Speaking after his remarks, he added, "Ultimately, it will require some investment on the sake of institutions."

He likened the issue to Dodd-Frank Act capital requirements, which have been costly to implement but which make the institution safer. Institutions could see similar results by stepping up compliance, making it easier to evaluate business customers on a case-by-case basis, rather than dropping whole business lines.

"My sense is that [investment] contributes to stronger, safer financial institutions and a stronger safer financial system. It wouldn't surprise me if over time if these kind of reforms end up paying for themselves," Sheets said after his speech. "It is consistent with the regulatory initiatives and regulatory agenda that the policy making agenda has pursued after the financial crisis."

But John Byrne, executive vice president at the Association of Certified Anti-Money Laundering Specialists and a former top anti-laundering official at Bank of America, said this kind of one-sided solution is counterproductive.

"If policy leaders in the government continue to talk about derisking as solely an obligation of the financial sector to improve processes … it will never get solved," he warned. "There has to be a concerted effort with regulators law enforcement and the financial sector to candidly discuss risk issues, because it is all about risk appetite, risk management, risk assessment."
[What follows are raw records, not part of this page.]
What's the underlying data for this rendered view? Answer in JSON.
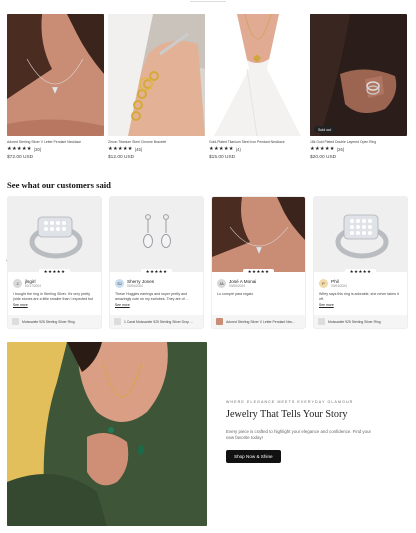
{
  "products": [
    {
      "name": "Adored Sterling Silver V Letter Pendant Necklace",
      "stars": "★★★★★",
      "reviews": "(30)",
      "price": "$72.00 USD"
    },
    {
      "name": "Zircon Titanium Steel Chrome Bracelet",
      "stars": "★★★★★",
      "reviews": "(45)",
      "price": "$12.00 USD"
    },
    {
      "name": "Gold-Plated Titanium Steel Iron Pendant Necklace",
      "stars": "★★★★★",
      "reviews": "(4)",
      "price": "$15.00 USD"
    },
    {
      "name": "18k Gold Plated Double Layered Open Ring",
      "stars": "★★★★★",
      "reviews": "(26)",
      "price": "$20.00 USD",
      "badge": "Sold out"
    }
  ],
  "section_title": "See what our customers said",
  "nav": {
    "prev": "‹",
    "next": "›"
  },
  "reviews": [
    {
      "initial": "J",
      "name": "jlsgirl",
      "date": "02/17/2024",
      "stars": "★★★★★",
      "text": "I bought the ring in Sterling Silver. It’s very pretty (side stones are a little smaller than I expected but ...",
      "see_more": "See more",
      "product": "Moissanite 925 Sterling Silver Ring"
    },
    {
      "initial": "SJ",
      "name": "Sherry Jones",
      "date": "02/06/2024",
      "stars": "★★★★★",
      "text": "These Huggies earrings and super pretty and amazingly cute on my earlobes. They are of ...",
      "see_more": "See more",
      "product": "1 Carat Moissanite 925 Sterling Silver Drop ..."
    },
    {
      "initial": "JA",
      "name": "José A Monai",
      "date": "03/06/2024",
      "stars": "★★★★★",
      "text": "Lo compré para regalo",
      "see_more": "",
      "product": "Adored Sterling Silver V Letter Pendant Nec..."
    },
    {
      "initial": "P",
      "name": "Phil",
      "date": "03/04/2024",
      "stars": "★★★★★",
      "text": "Wifey says this ring is adorable, she never takes it off.",
      "see_more": "See more",
      "product": "Moissanite 925 Sterling Silver Ring"
    }
  ],
  "banner": {
    "eyebrow": "WHERE ELEGANCE MEETS EVERYDAY GLAMOUR",
    "headline": "Jewelry That Tells Your Story",
    "description": "Every piece is crafted to highlight your elegance and confidence. Find your new favorite today!",
    "cta": "Shop Now & Shine"
  },
  "colors": {
    "accent": "#111111",
    "skin": "#d99e84",
    "blouse": "#3e5537",
    "banner_bg": "#e2bf5b"
  }
}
Derisking has many causes, but the underlying issue is that banks feel they will receive extra scrutiny — and perhaps an enforcement action — for keeping certain kinds of businesses as clients. Regulators insist that isn't the case, however.
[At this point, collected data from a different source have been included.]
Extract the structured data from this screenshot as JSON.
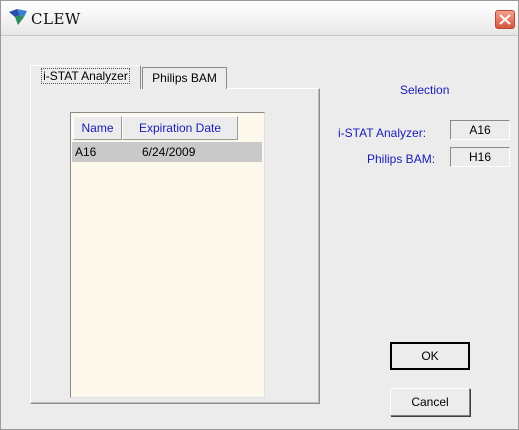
{
  "window": {
    "title": "CLEW",
    "close_icon": "close-icon"
  },
  "tabs": [
    {
      "label": "i-STAT Analyzer",
      "active": true
    },
    {
      "label": "Philips BAM",
      "active": false
    }
  ],
  "list": {
    "columns": [
      "Name",
      "Expiration Date"
    ],
    "rows": [
      {
        "name": "A16",
        "expiration_date": "6/24/2009",
        "selected": true
      }
    ]
  },
  "selection": {
    "heading": "Selection",
    "istat_label": "i-STAT Analyzer:",
    "istat_value": "A16",
    "philips_label": "Philips BAM:",
    "philips_value": "H16"
  },
  "buttons": {
    "ok": "OK",
    "cancel": "Cancel"
  },
  "colors": {
    "label_blue": "#1a1ab8",
    "list_background": "#fdf8ec",
    "selected_row": "#c9c9c9"
  }
}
In his speech, Sheets acknowledged that communication is an issue.

"Treasury will continue to explore ways to improve the effectiveness of our communication," he said.
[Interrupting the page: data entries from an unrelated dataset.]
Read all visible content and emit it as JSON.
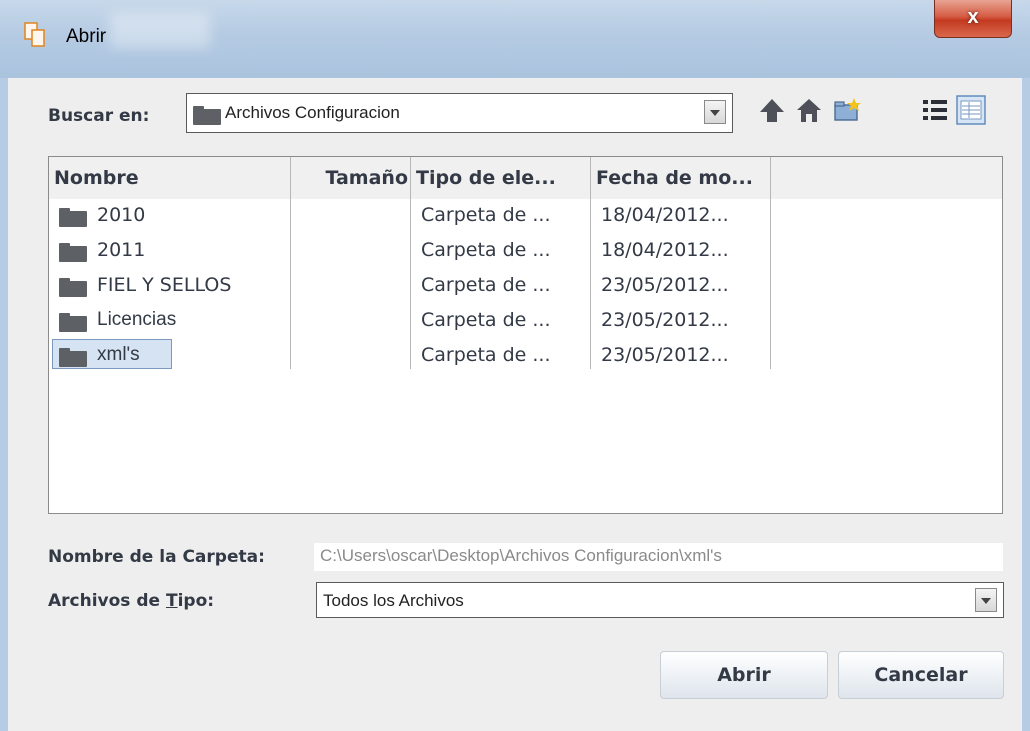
{
  "window": {
    "title": "Abrir",
    "close_label": "x"
  },
  "lookin": {
    "label": "Buscar en:",
    "value": "Archivos Configuracion"
  },
  "toolbar": {
    "up": "up-arrow-icon",
    "home": "home-icon",
    "new_folder": "new-folder-icon",
    "list_view": "list-view-icon",
    "details_view": "details-view-icon"
  },
  "columns": [
    "Nombre",
    "Tamaño",
    "Tipo de ele...",
    "Fecha de mo..."
  ],
  "rows": [
    {
      "name": "2010",
      "size": "",
      "type": "Carpeta de ...",
      "date": "18/04/2012..."
    },
    {
      "name": "2011",
      "size": "",
      "type": "Carpeta de ...",
      "date": "18/04/2012..."
    },
    {
      "name": "FIEL Y SELLOS",
      "size": "",
      "type": "Carpeta de ...",
      "date": "23/05/2012..."
    },
    {
      "name": "Licencias",
      "size": "",
      "type": "Carpeta de ...",
      "date": "23/05/2012..."
    },
    {
      "name": "xml's",
      "size": "",
      "type": "Carpeta de ...",
      "date": "23/05/2012..."
    }
  ],
  "folder_name": {
    "label": "Nombre de la Carpeta:",
    "value": "C:\\Users\\oscar\\Desktop\\Archivos Configuracion\\xml's"
  },
  "file_type": {
    "label_pre": "Archivos de ",
    "label_mnemonic": "T",
    "label_post": "ipo:",
    "value": "Todos los Archivos"
  },
  "buttons": {
    "open": "Abrir",
    "cancel": "Cancelar"
  },
  "colors": {
    "selection": "#d5e3f2",
    "text": "#333a46",
    "close": "#c23a20"
  }
}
In an ideal world, he said, banks would have stronger risk management practices but regulators would also ensure that "expectations around compliance have been successfully clarified."

One specific criticism has been that the Financial Action Task Force, an international policymaking body could better communicate its expectations.

"FATF… could do a better job of clarifying terms," Clay Lowery, vice president of Rock Creek Global Advisors and former assistant secretary for international affairs at the Treasury Department, said on a panel at the event following Sheets.

Matthew Collin, a research fellow at the Center for Global Development who also spoke on the panel, said that having more data would be a "massive assistance" in understanding the derisking problem.

The center put out a report this week titled "Unintended Consequences of Anti-Money Laundering Policies for Poor Countries," noting that victims of derisking are often the most vulnerable.

"Regulators sometimes send mixed signals about whether and how banks and other entities should manage" their money laundering and terror financing risk, the report said. It added that fines on some large banks have had "chilling effect" on financial inclusion.

Sheets said more data is necessary for policymakers to understand the breadth of the problem.

"More data is positive, that is very much where we think this discussion should go," he said. "We need to continue to improve our understanding of the scope, nature, and drivers of the problem through better data collection."

Sheets' speech was the second time in as many weeks that Treasury officials have specifically addressed the derisking problem. In a speech two weeks ago, Daniel Glaser, Treasury assistant secretary for terrorist financing, spoke to officials representing Persian Gulf nations who are concerned about losing their correspondent banking relationships with the U.S.

"We recognize the central role of the U.S. financial system in the global economy, and we recognize that open access depends on the connectivity of our financial institutions," Glaser said in his remarks. "I would like to stress that we take concerns related to correspondent banking seriously."

However, he said that, despite "quiet calls in some circles for scaling back regulations and tamping down enforcement, we are not going to loosen laws or lower global standards, and we are not going to walk away from supervising our financial institutions or enforcing our laws."

In the wake of the Friday terrorist attacks in Paris, financial regulators may have yet another motivation to err on the side of extreme caution.